O diretor do Instituto de Pesquisas do Sono, o Dr. Diego García-Borreguero, afirmou que o “transtorno causado pelo trabalho em turnos” é “algo real, com evidências científicas, que está oficialmente definido” e “poderia ser considerado uma doença profissional”.

“Ao trabalhar em turnos, dormimos em um contexto fisiológico que produz um sono de pior qualidade, menos profundo e com despertares frequentes, o que faz com que nosso cérebro não se recupere adequadamente e não estejamos suficientemente preparados para o máximo rendimento”, explicou durante sua participação na “I Jornada sobre o Impacto do Trabalho em Turnos”.

Em sua opinião, isso gera “maior propensão a cometer erros” no desempenho profissional. Foi o que ele indicou neste evento organizado pela Associação Profissional de Controladores de Tráfego Aéreo (APROCTA), pelos sindicatos espanhóis de Pilotos de Linhas Aéreas (SEPLA) e de Maquinistas Ferroviários (SEMAF), pelas Ordens dos Médicos de Madri (ICOMEM), de Médicos de Barcelona (COMB) e dos Oficiais da Marinha Mercante (COMME), e pela Associação Unificada de Guardas Civis (AUGC).

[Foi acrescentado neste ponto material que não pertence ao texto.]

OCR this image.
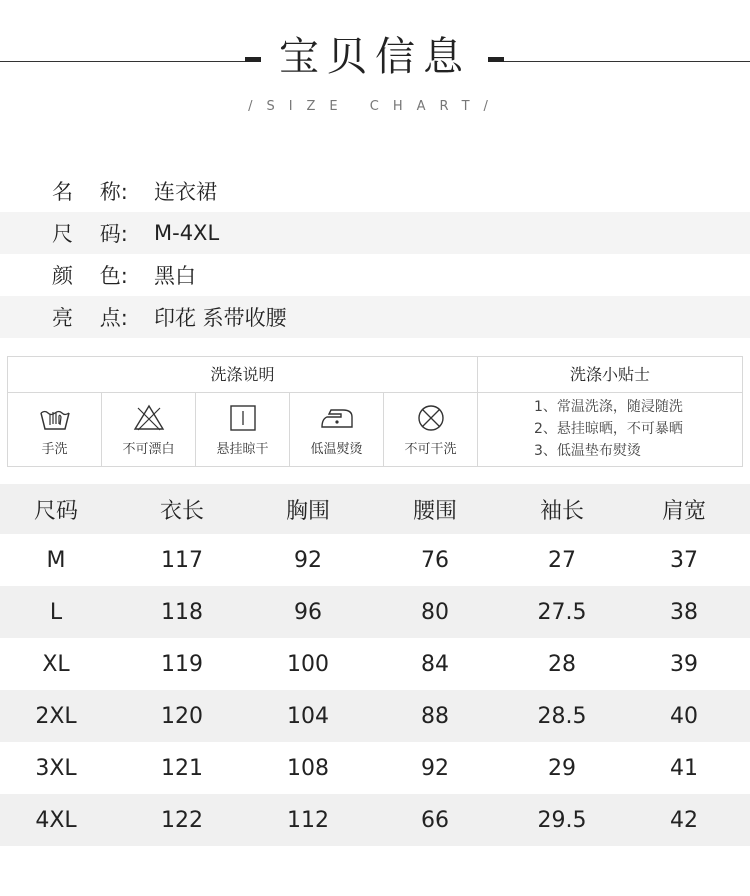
宝贝信息
/SIZE CHART/
名    称:	连衣裙
尺    码:	M-4XL
颜    色:	黑白
亮    点:	印花 系带收腰
洗涤说明	洗涤小贴士
手洗	不可漂白	悬挂晾干	低温熨烫	不可干洗
1、常温洗涤，随浸随洗
2、悬挂晾晒，不可暴晒
3、低温垫布熨烫
尺码	衣长	胸围	腰围	袖长	肩宽
M	117	92	76	27	37
L	118	96	80	27.5	38
XL	119	100	84	28	39
2XL	120	104	88	28.5	40
3XL	121	108	92	29	41
4XL	122	112	66	29.5	42
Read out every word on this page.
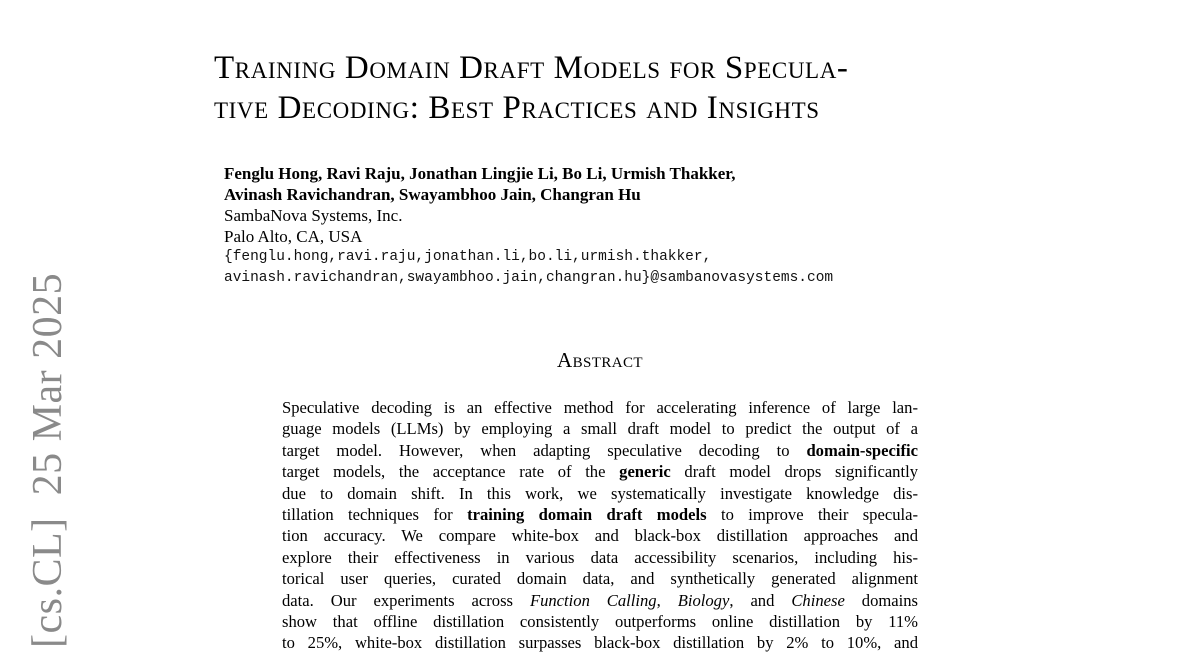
[cs.CL]25 Mar 2025
Training Domain Draft Models for Specula-
tive Decoding: Best Practices and Insights
Fenglu Hong, Ravi Raju, Jonathan Lingjie Li, Bo Li, Urmish Thakker,
Avinash Ravichandran, Swayambhoo Jain, Changran Hu
SambaNova Systems, Inc.
Palo Alto, CA, USA
{fenglu.hong,ravi.raju,jonathan.li,bo.li,urmish.thakker,
avinash.ravichandran,swayambhoo.jain,changran.hu}@sambanovasystems.com
Abstract
Speculative decoding is an effective method for accelerating inference of large lan-
guage models (LLMs) by employing a small draft model to predict the output of a
target model. However, when adapting speculative decoding to domain-specific
target models, the acceptance rate of the generic draft model drops significantly
due to domain shift. In this work, we systematically investigate knowledge dis-
tillation techniques for training domain draft models to improve their specula-
tion accuracy. We compare white-box and black-box distillation approaches and
explore their effectiveness in various data accessibility scenarios, including his-
torical user queries, curated domain data, and synthetically generated alignment
data. Our experiments across Function Calling, Biology, and Chinese domains
show that offline distillation consistently outperforms online distillation by 11%
to 25%, white-box distillation surpasses black-box distillation by 2% to 10%, and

"O índice de morbidade de um trabalhador em turnos aos 50 anos é o mesmo que o de outro trabalhador sem turnos aos 65 anos, portanto, sua expectativa de vida é menor”, continuou ele, acrescentando que esses funcionários “têm 65% mais chances de apresentar deterioração cognitiva, sete vezes mais chances de sofrer de hipertensão arterial ou quatro vezes mais chances de desenvolver uma doença coronariana”.

Nesse sentido, ele expôs que “as probabilidades de sofrer um AVC isquêmico aumentam 4% a cada cinco anos trabalhando em turnos”. Além disso, é “um fator de risco para o câncer”, já que há “20% a 50% mais chances de ter câncer de mama, 25% a 35% mais para o de próstata e 11% a 25% mais para o colorretal”, afirmou.

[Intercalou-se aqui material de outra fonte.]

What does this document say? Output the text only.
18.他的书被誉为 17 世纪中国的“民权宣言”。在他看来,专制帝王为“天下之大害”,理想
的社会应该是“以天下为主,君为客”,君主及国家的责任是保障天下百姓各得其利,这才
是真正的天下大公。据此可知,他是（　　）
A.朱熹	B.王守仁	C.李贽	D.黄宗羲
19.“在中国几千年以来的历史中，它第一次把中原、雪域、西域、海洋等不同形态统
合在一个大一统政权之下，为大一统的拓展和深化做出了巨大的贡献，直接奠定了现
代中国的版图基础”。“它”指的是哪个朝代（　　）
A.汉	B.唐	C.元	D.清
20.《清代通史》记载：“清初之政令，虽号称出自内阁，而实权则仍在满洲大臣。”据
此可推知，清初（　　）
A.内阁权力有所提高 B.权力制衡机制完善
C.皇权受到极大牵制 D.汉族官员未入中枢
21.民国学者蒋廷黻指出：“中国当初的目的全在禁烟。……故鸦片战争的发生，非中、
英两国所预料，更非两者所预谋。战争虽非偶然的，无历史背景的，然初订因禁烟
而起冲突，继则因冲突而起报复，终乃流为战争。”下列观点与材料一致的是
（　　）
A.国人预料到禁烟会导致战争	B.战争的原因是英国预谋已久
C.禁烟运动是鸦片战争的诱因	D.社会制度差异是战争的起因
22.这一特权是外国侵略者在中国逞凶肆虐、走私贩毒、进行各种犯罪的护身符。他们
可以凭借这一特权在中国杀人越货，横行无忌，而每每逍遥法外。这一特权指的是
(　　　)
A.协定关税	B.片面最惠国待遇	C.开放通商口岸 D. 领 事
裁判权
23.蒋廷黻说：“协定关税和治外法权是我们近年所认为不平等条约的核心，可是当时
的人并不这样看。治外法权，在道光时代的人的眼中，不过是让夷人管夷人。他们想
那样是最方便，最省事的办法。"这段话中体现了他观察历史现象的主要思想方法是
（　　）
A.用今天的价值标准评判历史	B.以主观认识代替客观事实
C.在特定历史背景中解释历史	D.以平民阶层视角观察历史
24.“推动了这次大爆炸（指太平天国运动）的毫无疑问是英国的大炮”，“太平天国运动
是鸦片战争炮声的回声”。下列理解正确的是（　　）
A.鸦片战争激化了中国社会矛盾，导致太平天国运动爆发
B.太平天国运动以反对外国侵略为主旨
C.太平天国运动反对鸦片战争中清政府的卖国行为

A FADIGA AFETA AS PERTURBAÇÕES COGNITIVAS

“A fadiga e a dessincronização circadiana afetam as perturbações cognitivas, o sistema físico, o afetivo e a qualidade do desempenho no trabalho, sendo responsáveis por 21% a 27% dos acidentes de trabalho”, declarou, por sua vez, o professor catedrático de Psicologia Diferencial da Universidade Complutense de Madri (UCM), Juan Francisco Díaz-Morales, que acrescentou que a “assincronia” que implica viver em desalinhamento com o ritmo biológico faz com que a pessoa se acostume “a determinados sintomas, como a sonolência, o que pode gerar uma falsa sensação de autoconfiança”.

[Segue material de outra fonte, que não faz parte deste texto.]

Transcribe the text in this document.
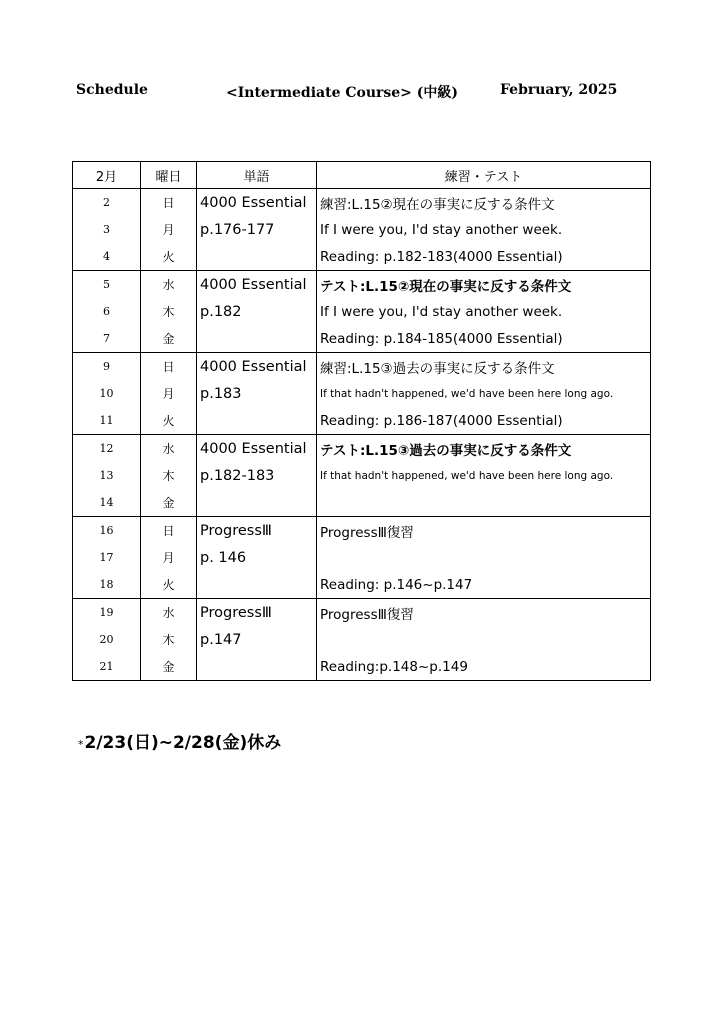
Schedule	<Intermediate Course> (中級)	February, 2025
2月	曜日	単語	練習・テスト
2	日	4000 Essential	練習:L.15②現在の事実に反する条件文
3	月	p.176-177	If I were you, I'd stay another week.
4	火		Reading: p.182-183(4000 Essential)
5	水	4000 Essential	テスト:L.15②現在の事実に反する条件文
6	木	p.182	If I were you, I'd stay another week.
7	金		Reading: p.184-185(4000 Essential)
9	日	4000 Essential	練習:L.15③過去の事実に反する条件文
10	月	p.183	If that hadn't happened, we'd have been here long ago.
11	火		Reading: p.186-187(4000 Essential)
12	水	4000 Essential	テスト:L.15③過去の事実に反する条件文
13	木	p.182-183	If that hadn't happened, we'd have been here long ago.
14	金		
16	日	ProgressⅢ	ProgressⅢ復習
17	月	p. 146	
18	火		Reading: p.146~p.147
19	水	ProgressⅢ	ProgressⅢ復習
20	木	p.147	
21	金		Reading:p.148~p.149
*2/23(日)~2/28(金)休み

Tudo isso em um contexto em que, conforme indicado neste evento realizado em Madri, na sede da Agência Estatal de Segurança Aérea (AESA), estima-se que cerca de dois milhões de pessoas trabalhem em turnos na Espanha, enquanto, em nível europeu, esse número seria de cerca de 20% dos profissionais em atividade.

“Gerenciar o risco de fadiga é um fator essencial para a segurança, o que implica o compromisso e a responsabilidade dos reguladores, das empresas e dos profissionais”, destacou, em relação ao setor que representa, o subdiretor do Departamento Técnico da SEPLA, Ángel González. Ele e os demais palestrantes demonstraram seu compromisso em “avançar para modelos de organização do trabalho que reduzam os efeitos negativos do trabalho em turnos”.